Es un campo mustio, recogido, de
secretos escondidos, arrugado por el tiempo, abandonado al olvido.
Campo viejo, campo abandonado, superficie rizada por los vientos,
solar de héroes, frontera de la historia, lugar de paso y soledad.
Un
inmenso azul que se desvanece en todas sus tonalidades, profundo y
cristalino, es manchado por azarosos borrones blanquecinos que se
transfiguran con el paso de la mañana en gris hacia el plomo. Rompen
la diafaneidad del momento cristalino, emborronando el cielo azulado
de espacios claros, grisáceos, que al ser rozados por los rayos
solares relucen rosáseos, cuan aparición ante mis ojos. La quebrada
línea del firmamento delimita este cuadro esplendoroso con ocres y
claridades, tachonado de puntos verdes. Es un campo arrugado, arañado
por el fragor de los vientos, aguijoneado por la fuerza de los
meteoros. Es un espacio para la libertad, la reflexión, la evasión
de la mirada, buscando la siluetas presentidas que por su accidentada
superficie revolotean. Es un espacio dispuesto para seres
extraordinarios, arpías, grifos, tifones, larvas… que aguardan al
viajero para seducirlo y devorarlo. Es una frontera hacia lo
imaginario. Límite de conquista, lugar libre.
El aire translúcido acaricia la costra blanquecina del solar de culturas milenarias, recogida en el sueño de la soledad. Las nubes en el horizonte prometen falsamente su húmedo regalo, mas es solo una quimera, pasarán de largo, o acaso les regalarán algunas migajas de lluvia.

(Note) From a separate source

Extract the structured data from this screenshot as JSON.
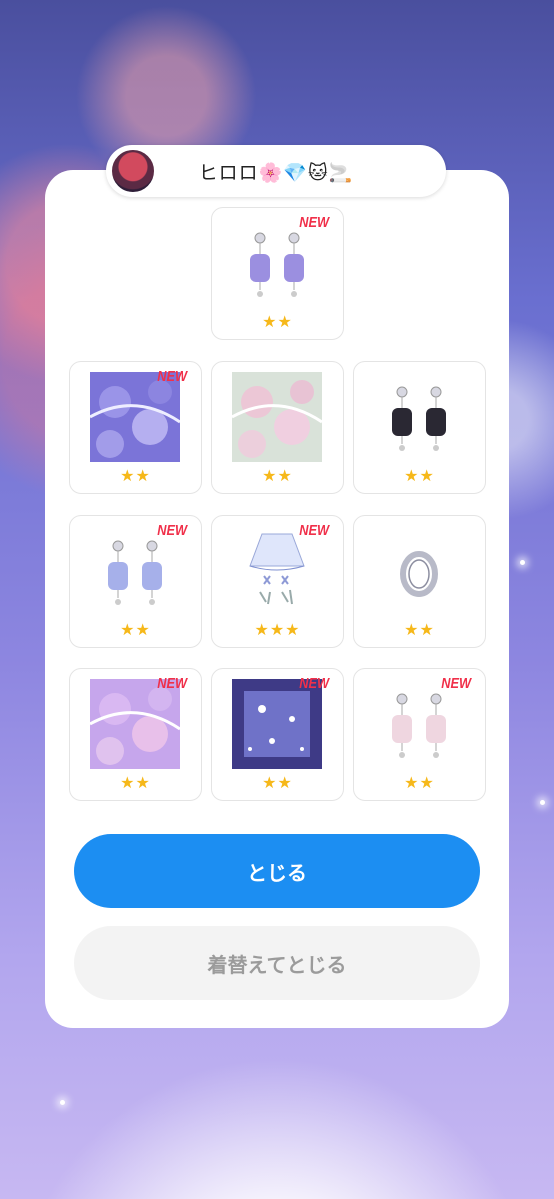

Es un entorno libre, dispuesto a la liberación de las formas para establecer en él los campos de la imaginación. Luz y soledad, ambiente cristalino reseco, y frio, roto por el silbido del viento. Es una isla vacía que separa la Hoya de Baza de las estribaciones de la Sierra de Castril, desde el cual parte el río del mismo nombre para insuflar verdor a sus barrancos, todo más allá de esta isla de vacío.
Desde
la falda de la Sierra se observa el rotundo tajo, lecho del río
Castril, oasis en la nada, desde esta ventana hacia la inmensidad del
Altiplano. La Sierra de Baza al fondo. El tiempo cambia, las nubes
rompen la monotonía de la atmósfera empañando su transparencia. Se
tornan grises, quizá haya suerte y sacien la sed de la tierra.
Los
almendros son ideales para cultivar estos campos, aguantan los
veranos tórridos, soportan las gélidos horas invernales, y
agradecen la escasa lluvia. La almendra es el maná en esta zona
árida, moteada de tachones verdosos en las estribaciones de la
Sierra
Castril
está escondido en una oquedad, danzando las casas en torno al cerro
con su castillo. Calles cuesta abajo, ambiente cerrado en sí mismo,
durmiendo en la cultura de los siglos. Es un bastión del tesón
humano ante la adversidad del clima, que vive volcado hacia su río,
ribera milenaria que fue ya asentamiento de sus antepasados en el
confín de los tiempos.
Tras Castril surge una transformación de la mirada, espejismo al principio, realidad cuando nos internamos en ella. La vegetación se hace frondosa, brava, oscura y densa, sustituyendo a los silfos del páramo por los duendes del bosque. Ocultos miran a los visitantes procedentes del límite desolado. Pero esa es otra historia.